Exemptions needed for heritage in new mansion tax system
Today’s Budget does little to assuage fears over the future of the nation’s heritage, says Historic Houses, which represents over 1,400 of the finest buildings and gardens across the UK.
Many of our member places are already struggling because of last year’s Budget, and today’s announcement only adds to their concerns.

Chancellor of the Exchequer, Rachel Reeves addresses UK Parliament during 2025 Autumn Budget. Photo courtesy of UK Parliament.
The introduction of a ‘High Value Council Tax Surcharge’ – in effect, a mansion tax – is the most notable concern for heritage in the Chancellor’s announcement today. Countless surveys have shown that properties that are designated, known as ‘listed’, because of their heritage value tend to command higher market values. Most listed buildings are owned privately, and the cost of their maintenance is borne directly by their owners. Adding this Council Tax Surcharge to the most valuable properties, without taking into account listing or heritage designation, will simply reduce the ability of their owners to pay for the costs of maintenance.
Independent heritage continues to deliver significant economic benefits, generating over £1 billion in GVA, directly supporting 12,000 FTE jobs and welcoming over 19 million visits last year alone.
We will be engaging with civil servants at the Treasury and HMRC to argue for the introduction of targeted exemptions for listed properties open to the public for at least 28 days a year, as is the case with the Annual Tax on Enveloped Dwellings.

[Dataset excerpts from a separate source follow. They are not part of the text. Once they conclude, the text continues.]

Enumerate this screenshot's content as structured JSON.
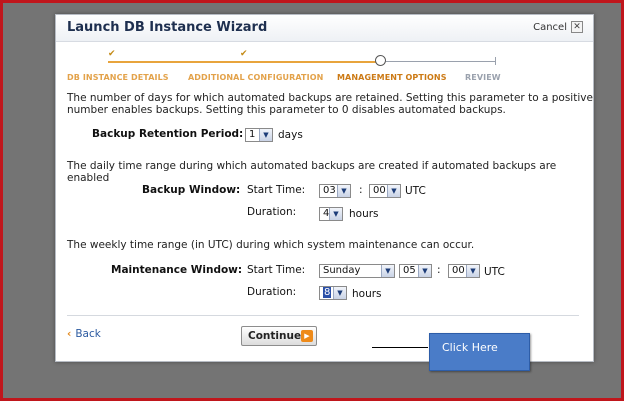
{
  "dialog": {
    "title": "Launch DB Instance Wizard",
    "cancel_label": "Cancel",
    "close_glyph": "✕"
  },
  "steps": [
    {
      "label": "DB INSTANCE DETAILS",
      "state": "done",
      "mark": "✔"
    },
    {
      "label": "ADDITIONAL CONFIGURATION",
      "state": "done",
      "mark": "✔"
    },
    {
      "label": "MANAGEMENT OPTIONS",
      "state": "current"
    },
    {
      "label": "REVIEW",
      "state": "future"
    }
  ],
  "backup": {
    "description_line1": "The number of days for which automated backups are retained. Setting this parameter to a positive",
    "description_line2": "number enables backups. Setting this parameter to 0 disables automated backups.",
    "retention_label": "Backup Retention Period:",
    "retention_value": "1",
    "retention_unit": "days"
  },
  "backup_window": {
    "description": "The daily time range during which automated backups are created if automated backups are enabled",
    "label": "Backup Window:",
    "start_label": "Start Time:",
    "start_hour": "03",
    "colon": ":",
    "start_minute": "00",
    "tz": "UTC",
    "duration_label": "Duration:",
    "duration_value": "4",
    "duration_unit": "hours"
  },
  "maintenance_window": {
    "description": "The weekly time range (in UTC) during which system maintenance can occur.",
    "label": "Maintenance Window:",
    "start_label": "Start Time:",
    "day": "Sunday",
    "hour": "05",
    "colon": ":",
    "minute": "00",
    "tz": "UTC",
    "duration_label": "Duration:",
    "duration_value": "8",
    "duration_unit": "hours"
  },
  "footer": {
    "back_glyph": "‹",
    "back_label": "Back",
    "continue_label": "Continue",
    "continue_glyph": "▶"
  },
  "callout": {
    "text": "Click Here"
  },
  "colors": {
    "border_accent": "#c0161c",
    "step_done": "#e3a24a",
    "link": "#2c5aa0",
    "callout": "#4a7cc8"
  },
  "icons": {
    "dropdown": "chevron-down-icon",
    "close": "close-icon",
    "continue": "arrow-right-icon"
  }
}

Extending powers to levy taxes on tourism adds to the costs borne by already hard-pressed rural tourism and hospitality businesses. While there is a diversity of views on the wisdom of these taxes, the danger is that the money raised will not be invested in critical local tourism infrastructure but will instead be used to plug shortfalls in other areas. It will have an inflationary effect and, in some cases, could simply act as a deterrent to domestic tourism.
One small, but notable, concession was the announcement that the £1 million allowance for Agricultural and Business Property Relief announced in last autumn’s Budget will now be transferable between spouses / civil partners, which is welcome news. And it was good news that permanently lower business rates multipliers for retail, hospitality and leisure businesses will now come into effect from April 2026 (for qualifying properties with a rateable value below £500,000).
More broadly, though, we see little in this Budget that recognises or champions the economic value of heritage and tourism. Instead, this smorgasbord of tax rises will simply continue to pile the pressure on anyone trying to run a heritage or tourism business.
Heritage means business—and it’s disappointing that the government still fails to see it.